I've never seen a compiler that didn't allocate the entire stack space at the start of the function. This makes sense in almost every case. A simple sub esp,size is all that is needed.
I really cannot think of many situations where this approach would not be optimal.
It does not make sense to incrementally subtract various variable sizes from esp as the compiler encounters local variable declarations. It makes more sense for the compiler to first compute how much size is needed to accomodate all local variables and then allocate that in one operation as opposed to many.
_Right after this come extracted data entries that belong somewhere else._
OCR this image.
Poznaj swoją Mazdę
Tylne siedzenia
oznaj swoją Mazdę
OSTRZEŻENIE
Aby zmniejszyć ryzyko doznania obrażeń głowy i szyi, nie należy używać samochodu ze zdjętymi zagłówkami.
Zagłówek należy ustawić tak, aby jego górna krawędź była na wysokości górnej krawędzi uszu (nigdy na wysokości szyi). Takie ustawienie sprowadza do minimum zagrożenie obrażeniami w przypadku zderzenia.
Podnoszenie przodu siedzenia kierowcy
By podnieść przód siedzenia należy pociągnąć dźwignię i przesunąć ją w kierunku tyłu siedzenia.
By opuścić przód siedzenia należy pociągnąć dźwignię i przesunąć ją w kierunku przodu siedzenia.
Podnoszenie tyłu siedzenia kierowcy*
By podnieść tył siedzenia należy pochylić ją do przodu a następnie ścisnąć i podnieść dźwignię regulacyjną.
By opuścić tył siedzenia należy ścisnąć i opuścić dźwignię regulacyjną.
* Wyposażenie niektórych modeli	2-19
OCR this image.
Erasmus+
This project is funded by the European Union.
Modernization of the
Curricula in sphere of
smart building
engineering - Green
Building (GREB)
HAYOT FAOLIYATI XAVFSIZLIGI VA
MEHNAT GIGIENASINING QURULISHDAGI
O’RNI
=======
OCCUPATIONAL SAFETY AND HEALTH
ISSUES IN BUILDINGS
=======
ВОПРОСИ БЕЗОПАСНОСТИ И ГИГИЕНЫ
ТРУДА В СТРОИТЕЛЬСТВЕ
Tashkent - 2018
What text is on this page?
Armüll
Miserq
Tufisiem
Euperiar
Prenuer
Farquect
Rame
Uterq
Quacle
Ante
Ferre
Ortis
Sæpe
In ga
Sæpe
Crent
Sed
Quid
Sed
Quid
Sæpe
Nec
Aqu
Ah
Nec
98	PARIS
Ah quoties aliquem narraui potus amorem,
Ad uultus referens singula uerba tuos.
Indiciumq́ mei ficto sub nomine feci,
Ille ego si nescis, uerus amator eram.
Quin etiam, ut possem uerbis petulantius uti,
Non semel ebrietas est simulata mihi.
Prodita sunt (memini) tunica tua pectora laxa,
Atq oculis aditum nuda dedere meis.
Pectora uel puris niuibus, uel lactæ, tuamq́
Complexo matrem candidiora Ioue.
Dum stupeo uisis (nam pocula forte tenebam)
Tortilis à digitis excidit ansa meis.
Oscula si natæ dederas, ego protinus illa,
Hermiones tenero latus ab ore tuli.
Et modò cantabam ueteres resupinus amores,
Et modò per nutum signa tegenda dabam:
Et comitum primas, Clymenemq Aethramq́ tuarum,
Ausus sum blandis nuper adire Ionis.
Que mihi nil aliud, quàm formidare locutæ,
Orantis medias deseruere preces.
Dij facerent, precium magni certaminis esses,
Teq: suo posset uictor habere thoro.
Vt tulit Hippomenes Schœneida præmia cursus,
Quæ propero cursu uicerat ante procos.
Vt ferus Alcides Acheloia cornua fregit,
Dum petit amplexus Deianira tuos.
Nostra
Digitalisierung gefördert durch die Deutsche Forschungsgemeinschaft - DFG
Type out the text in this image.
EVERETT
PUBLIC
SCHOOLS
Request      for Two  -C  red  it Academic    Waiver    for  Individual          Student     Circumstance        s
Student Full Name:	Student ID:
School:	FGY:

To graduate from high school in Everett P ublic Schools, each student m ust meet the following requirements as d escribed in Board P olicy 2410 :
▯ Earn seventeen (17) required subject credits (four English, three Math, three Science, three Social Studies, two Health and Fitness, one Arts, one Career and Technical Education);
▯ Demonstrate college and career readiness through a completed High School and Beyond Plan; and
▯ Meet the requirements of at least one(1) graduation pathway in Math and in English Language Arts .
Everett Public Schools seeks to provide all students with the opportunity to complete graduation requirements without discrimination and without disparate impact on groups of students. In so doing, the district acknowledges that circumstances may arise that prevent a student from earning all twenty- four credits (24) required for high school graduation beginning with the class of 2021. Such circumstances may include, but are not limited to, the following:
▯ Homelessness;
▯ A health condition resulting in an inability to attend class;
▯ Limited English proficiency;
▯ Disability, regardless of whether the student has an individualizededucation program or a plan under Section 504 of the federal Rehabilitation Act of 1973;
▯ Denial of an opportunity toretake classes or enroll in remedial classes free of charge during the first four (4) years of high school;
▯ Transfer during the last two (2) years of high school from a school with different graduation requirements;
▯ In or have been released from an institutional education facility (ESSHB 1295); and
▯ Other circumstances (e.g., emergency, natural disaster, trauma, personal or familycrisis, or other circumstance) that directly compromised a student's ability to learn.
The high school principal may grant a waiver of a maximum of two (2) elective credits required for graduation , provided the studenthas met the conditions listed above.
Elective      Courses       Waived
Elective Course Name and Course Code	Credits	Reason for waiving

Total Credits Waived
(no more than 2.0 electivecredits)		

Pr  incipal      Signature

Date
It also makes no sense for the compiler to delay the allocation of a stack variable until it reaches it as in the case of a loop.
In this case it has been my experience that total would be allocated long before the loop was ever reached in the code. Also if you notice the creation of total is essentially non-variant code that is inside of a loop and even the dumbest of compilers would optimize this out of the loop.
for (unsigned int i = 0;i < 10; ++i)
unsigned int total = 0;
total = i * 5 + i;
Also you can see that the i variable used to loop is obviously not being allocated every time through the loop which according to the late de-allocation crowd would happen. Clearly this is not happening.
I would say that the compiler in this case would do this:
However if the compiler chose to use ECX for i and do a simple LOOP operation then the stack size would change to 4 bytes. Depending on the calling convention of the function you may or may not see the stack cleaned up.